Who’s City Is It Anyway??? Other Issues, posted by Ogaz Family, a resident of the Cuesta Park neighborhood, on Apr 25, 2011 at 3:27 pm
There is a project proposal at the N.E. corner of Sonia Way and Castro Streets which all property owners should be aware of. A developer bought a very narrow piece of property in the R-1 zoning district which has only an 11’ wide buildable space along the entire length of the property. At the time of purchase, the developer was fully aware of these constraints. This remnant parcel is half the size of the other lots in this subdivision and yet he is proposing to build a house larger than the original houses that were built on full size lots. He is applying for a permit to build a two story 1735 sq.ft house/garage on this lot!! The property is a corner lot that is only 32’ wide by 125’ long with several utility poles and other easement constraints. At several meetings the neighborhood residents have clearly stated that they felt the house was too big for the lot, that a much smaller house would be more appropriate. They felt that the proposed development did not blend into the neighborhood which is very low density with mostly single story 1200 sq. ft residences. This development has the look of a very urban, high density townhouse and would be out of place next to a traditional single family neighborhood. This house went before the Development Review Committee two times and the house was never significantly downsized. The developer reduced the size of the second floor but increased the length and width of the house proportionately so in effect, he did not reduce the house size at all. Also, corner houses, by city code are required to be built 15’ back of the property line. This house cannot meet this code requirement and would sit very close to the property line along Castro Street for the entire 60’ of the house! The developer is looking to be granted a variance on this code requirement because the house width goes beyond his buildable space.
We feel that the development process does not represent the neighborhoods well. The staff and the developer drive the direction of development and the residents and taxpayers are not being heard. The staff and the developer will not have to live near this house yet they are the ones that have a “place at the table”. The residents who are affected by a project should have a real voice and be heard, yet in reality they have minimal impact. This process needs to react to and be sensitive to the community needs.
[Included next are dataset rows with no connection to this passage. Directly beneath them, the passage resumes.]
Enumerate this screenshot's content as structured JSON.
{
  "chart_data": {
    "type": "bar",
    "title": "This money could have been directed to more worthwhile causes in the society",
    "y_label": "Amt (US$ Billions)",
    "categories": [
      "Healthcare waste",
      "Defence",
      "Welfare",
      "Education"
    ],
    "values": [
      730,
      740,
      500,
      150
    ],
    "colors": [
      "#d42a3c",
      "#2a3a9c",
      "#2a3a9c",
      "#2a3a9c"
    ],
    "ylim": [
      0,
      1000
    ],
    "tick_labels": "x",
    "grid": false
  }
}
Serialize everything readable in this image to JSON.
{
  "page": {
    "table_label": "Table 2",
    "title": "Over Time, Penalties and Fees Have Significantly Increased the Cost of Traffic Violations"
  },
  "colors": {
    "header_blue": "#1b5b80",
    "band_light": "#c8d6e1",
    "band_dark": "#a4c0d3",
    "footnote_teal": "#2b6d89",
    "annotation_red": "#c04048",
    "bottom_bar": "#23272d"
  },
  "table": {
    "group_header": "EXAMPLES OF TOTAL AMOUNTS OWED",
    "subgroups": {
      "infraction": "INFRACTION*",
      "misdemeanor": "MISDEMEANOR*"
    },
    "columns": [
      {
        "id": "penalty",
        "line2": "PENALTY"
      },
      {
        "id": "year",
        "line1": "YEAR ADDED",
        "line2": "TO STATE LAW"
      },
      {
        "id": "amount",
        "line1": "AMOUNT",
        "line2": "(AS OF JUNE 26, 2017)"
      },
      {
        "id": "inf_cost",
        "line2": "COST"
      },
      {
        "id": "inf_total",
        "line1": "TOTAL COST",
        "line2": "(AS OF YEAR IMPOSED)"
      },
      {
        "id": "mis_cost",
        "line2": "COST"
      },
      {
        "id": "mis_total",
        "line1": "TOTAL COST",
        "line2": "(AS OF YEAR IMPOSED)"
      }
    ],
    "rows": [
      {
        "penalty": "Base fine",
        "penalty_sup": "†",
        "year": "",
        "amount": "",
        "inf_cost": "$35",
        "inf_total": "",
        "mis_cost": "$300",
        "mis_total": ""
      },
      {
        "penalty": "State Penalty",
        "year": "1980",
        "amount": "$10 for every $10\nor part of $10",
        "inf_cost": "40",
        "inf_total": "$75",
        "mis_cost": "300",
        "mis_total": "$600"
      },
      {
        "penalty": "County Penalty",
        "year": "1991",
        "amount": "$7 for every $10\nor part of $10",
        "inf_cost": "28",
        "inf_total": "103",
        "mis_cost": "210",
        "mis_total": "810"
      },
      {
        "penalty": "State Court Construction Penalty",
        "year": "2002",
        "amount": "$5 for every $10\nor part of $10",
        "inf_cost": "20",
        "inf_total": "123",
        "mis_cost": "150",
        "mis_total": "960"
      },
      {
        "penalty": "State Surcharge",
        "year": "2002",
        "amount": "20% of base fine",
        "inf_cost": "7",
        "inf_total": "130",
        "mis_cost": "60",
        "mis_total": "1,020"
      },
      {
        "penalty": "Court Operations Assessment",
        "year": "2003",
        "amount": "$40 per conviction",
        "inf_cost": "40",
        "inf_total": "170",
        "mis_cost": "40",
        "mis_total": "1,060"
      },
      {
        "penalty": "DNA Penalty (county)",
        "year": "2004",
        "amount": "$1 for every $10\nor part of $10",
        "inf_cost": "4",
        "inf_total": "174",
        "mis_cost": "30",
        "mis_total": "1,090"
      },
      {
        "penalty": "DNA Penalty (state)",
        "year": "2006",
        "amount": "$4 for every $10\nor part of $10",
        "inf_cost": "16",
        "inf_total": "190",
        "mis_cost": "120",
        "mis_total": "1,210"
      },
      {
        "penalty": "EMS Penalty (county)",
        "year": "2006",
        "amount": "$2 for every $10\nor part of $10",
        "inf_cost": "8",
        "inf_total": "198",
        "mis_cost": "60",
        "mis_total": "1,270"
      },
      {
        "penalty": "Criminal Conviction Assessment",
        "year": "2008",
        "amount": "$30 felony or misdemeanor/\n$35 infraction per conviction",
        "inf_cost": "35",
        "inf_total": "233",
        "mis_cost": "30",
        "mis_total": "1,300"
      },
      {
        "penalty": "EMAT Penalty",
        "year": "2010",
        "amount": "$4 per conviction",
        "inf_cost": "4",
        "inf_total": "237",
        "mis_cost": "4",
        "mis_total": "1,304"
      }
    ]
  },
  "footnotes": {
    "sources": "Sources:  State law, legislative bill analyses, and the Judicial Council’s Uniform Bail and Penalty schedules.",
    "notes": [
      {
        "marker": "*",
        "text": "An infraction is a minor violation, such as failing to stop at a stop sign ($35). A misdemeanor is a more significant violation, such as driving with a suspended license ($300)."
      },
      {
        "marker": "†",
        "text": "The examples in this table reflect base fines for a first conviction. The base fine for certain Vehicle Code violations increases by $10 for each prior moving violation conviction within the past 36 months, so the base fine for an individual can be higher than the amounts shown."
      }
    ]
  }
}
In the city’s own description of the Development Review Committee, it states that one of its purpose’s is to ‘determine if a project will be compatible with the site and surrounding developments by evaluating the project as it relates to the character of the neighborhood, the massing of the building structure and the architectural style and detailing’. This has not been happening. The input of the residents is muted. The developer had a meeting with the local residents a few weeks ago, looking for input on his project but he ultimately turned in his plans to the city a few days later with no changes made in response to the critical comments voiced at the meeting.
There is a last Public Hearing in front of the Zoning Administrator specifically on the variance considerations for this project and any other issues relating to this development. Please attend this last Hearing on this development April 27th at 4:00 p.m. in the Plaza Conference Room at City Hall, so the city will realize that resident voters do want a say in the development of their city and not just what city Staff thinks we should have. The project plans are available for review at the city planning counter. Come to the meeting and give your input and support!!
Posted by Loretta Merry, a resident of the Cuesta Park neighborhood, on Apr 25, 2011 at 5:57 pm
I am in total disagreement with the proposal for a variance to be allowed to construct such a large house on such a small piece of property. Sonia Way and Miramonte. Enough is enough! Does the city or the contractor really have the right to see that every piece of open space be occupied by "giant" and ugly homes on small lots? We already have plenty of those, one being right next door to me. I can no longer see blue sky and the tops of trees from my kitchen window. Instead, I now look into the side of a tall, unattractive home unpainted stucco with only 10" between us. It is less than ideal. I may as well be living in a high rise in NYC. It would have served the city well to have kept the Sonia Way/Miramonte property as green and open space with a nice area for neighbors and visitors to enjoy on a nice day. A small quiet spot for reflecting and enjoying the outdoors would be more appropriate for such a small area. I hope you will consider what impact this will have on the many residents and neighbors in the area.